T-Mobile’s call center recognized amid shift of workers
J.D. Power & Associates awards top honor for customer satisfaction
A year ago this week, one of the biggest call centers in Chattanooga was busy emptying most of its East Brainerd office for most of its 863 employees to work from their homes.
Within 20 days, T-Mobile shifted nearly all of its staff at its call centers in Chattanooga and 16 other U.S. cities to work from home to limit the spread of the coronavirus. The telephone giant distributed computer desktops and other equipment for workers to do their jobs from home while continuing to respond to thousands of customer calls and service requests during an unprecedented time.
Once the work shift was accomplished, T-Mobile immediately took on another challenge in completing the merger with Sprint on April 1 to create one of the biggest mobile phone companies in the world.
Even amid the sweeping company changes, T-Mobile held its top positions for customer satisfaction among cellular carriers last year, according to the 2021 rankings by J.D. Power & Associates. For mobile network operators, T-Mobile, which calls itself the “Un-carrier,” ranked the highest for customer satisfaction with a score of 832, or 4% better
than the industry wide average score of 802. Verizon Wireless (805) ranked second.
“We had to move really quickly when COVID-19 first hit and we were able to transition over 95% of our employees to work from home,” said Irene Page, director of customer care at the T-Mobile Chattanooga Customer Care Call Center. “We’re really agile, but we’re also a really close and tight-knit community. We love being together, celebrating and high-fiving each other. But we had to use that same collaborative approach to the way we shifted to work from home.”
The shift to at-home work changed where the work was done by T-Mobile, which has operated its call center in Chattanooga since 2006. But Page said the focus on maintaining communications among employees and with customers remains the same.
It was no small task. T-Mobile had to make hardwired infrastructure and technology systems accessible in a workfrom-home setting. That required a faster rollout of a new call routing system, building up server capacity and providing VPN access to every employee.
Initially, T-Mobile’s call response times, which averaged less than 90 seconds pre-pandemic, rose significantly to more than four hours in the first week of the pandemic shutdown while employees were relocated and work systems changed. T-Mobile had to move more than 60,000 pieces of equipment across the country.
But Page said ultimately once the workers were in place at their remote sites and the company established new work procedures, call response times and customer interactions have returned to normal and improved in some instances.
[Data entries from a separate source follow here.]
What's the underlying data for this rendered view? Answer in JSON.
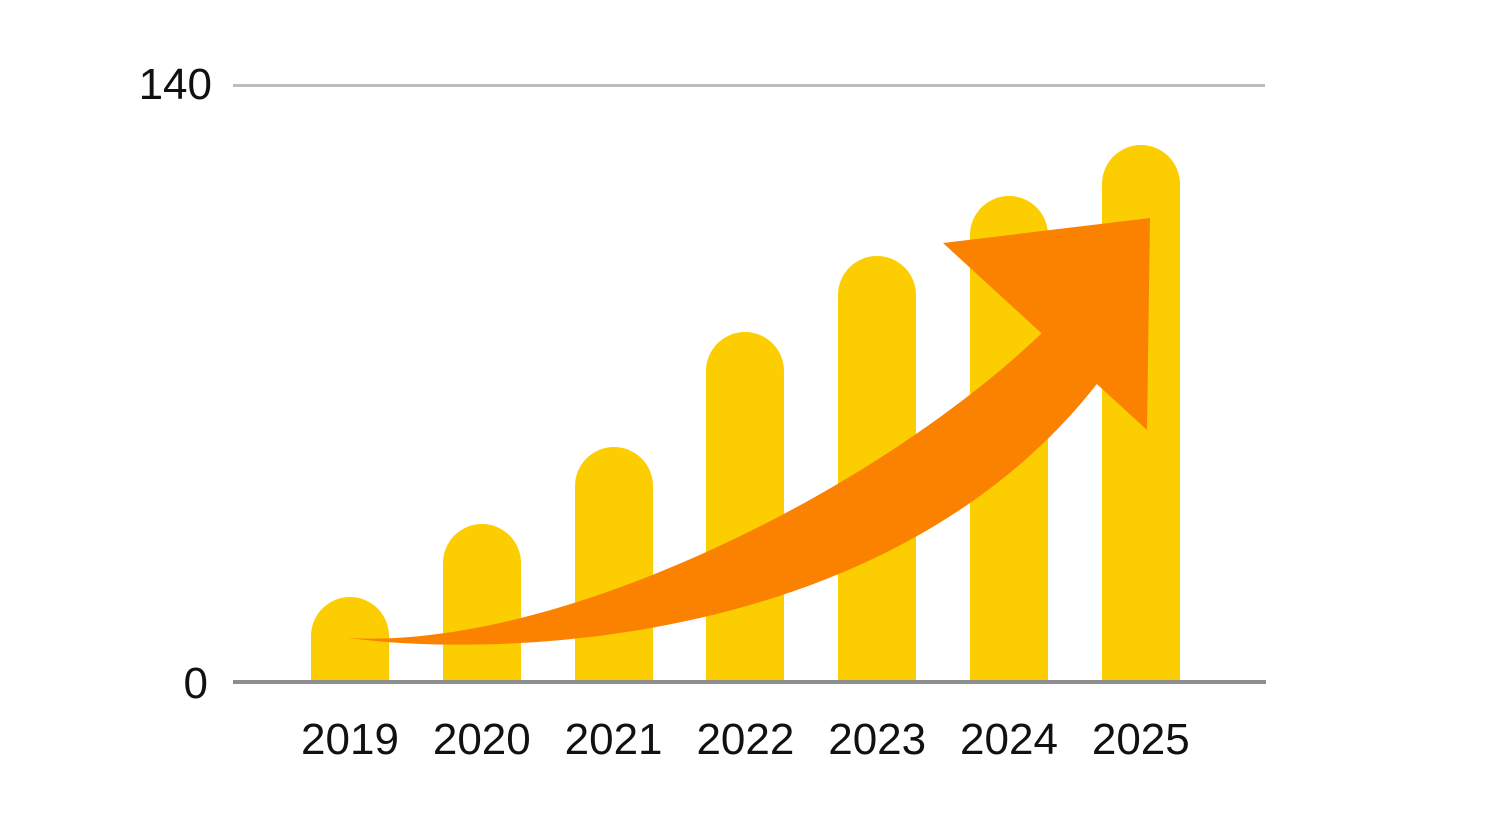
{
  "chart_data": {
    "type": "bar",
    "title": "",
    "xlabel": "",
    "ylabel": "",
    "categories": [
      "2019",
      "2020",
      "2021",
      "2022",
      "2023",
      "2024",
      "2025"
    ],
    "values": [
      20,
      37,
      55,
      82,
      100,
      114,
      126
    ],
    "ylim": [
      0,
      140
    ],
    "yticks": [
      0,
      140
    ],
    "grid": "single horizontal gridline at y=140 and x-axis baseline at y=0",
    "legend": "none",
    "annotation": "orange upward-curving growth arrow sweeping from the 2019 bar to above the 2025 bar"
  },
  "axis_labels": {
    "top": "140",
    "bottom": "0"
  },
  "colors": {
    "bar": "#FCCD00",
    "arrow": "#FB8200",
    "gridline": "#BDBDBD",
    "axis_line": "#8E8E8E",
    "text": "#111111",
    "background": "#FFFFFF"
  }
}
To distribute computer desktops and other equipment for workers in Chattanooga, T-Mobile sanitized all of its equipment, did equipment drive-thrus at its Chattanooga Call Center off Lee Highway on what the company developed as Customer Delight Avenue.
“Our leaders helped put equipment in workers’ trucks and cars and greeted everyone as they came by,” Page said. “We have a really diverse and outstanding team here and we worked very hard to make this transition work last year.”
Even with workers at scattered worksites in their homes, T-Mobile, like most office employers, has used tools like Slack, WebEx and Zoom “so we can see and talk to one another and still be connected.
“I think that emphasis on staying connected with one another is what makes us unique and helps us to better connect with our customers as well,” Page said. “We’re doing what we can in a virtual world to allow workers to see one another, share time together online and get their questions answered and their needs met. For our new employees coming on, we want to immediately see and get our ‘team of experts” feel.”
T-Mobile has scored the No. 1 spot in the J.D. Power rankings 21 times, more than any other wireless provider in the history of the study.
Metro by T-Mobile scored back-to-back-toback victories for the best customer service among mobile virtual network operators. This is the 9th time Metro has taken the top spot.
This win comes on top of T-Mobile taking the top spot of the J.D. Power U.S. Business Wireless Satisfaction Study for four years in a row.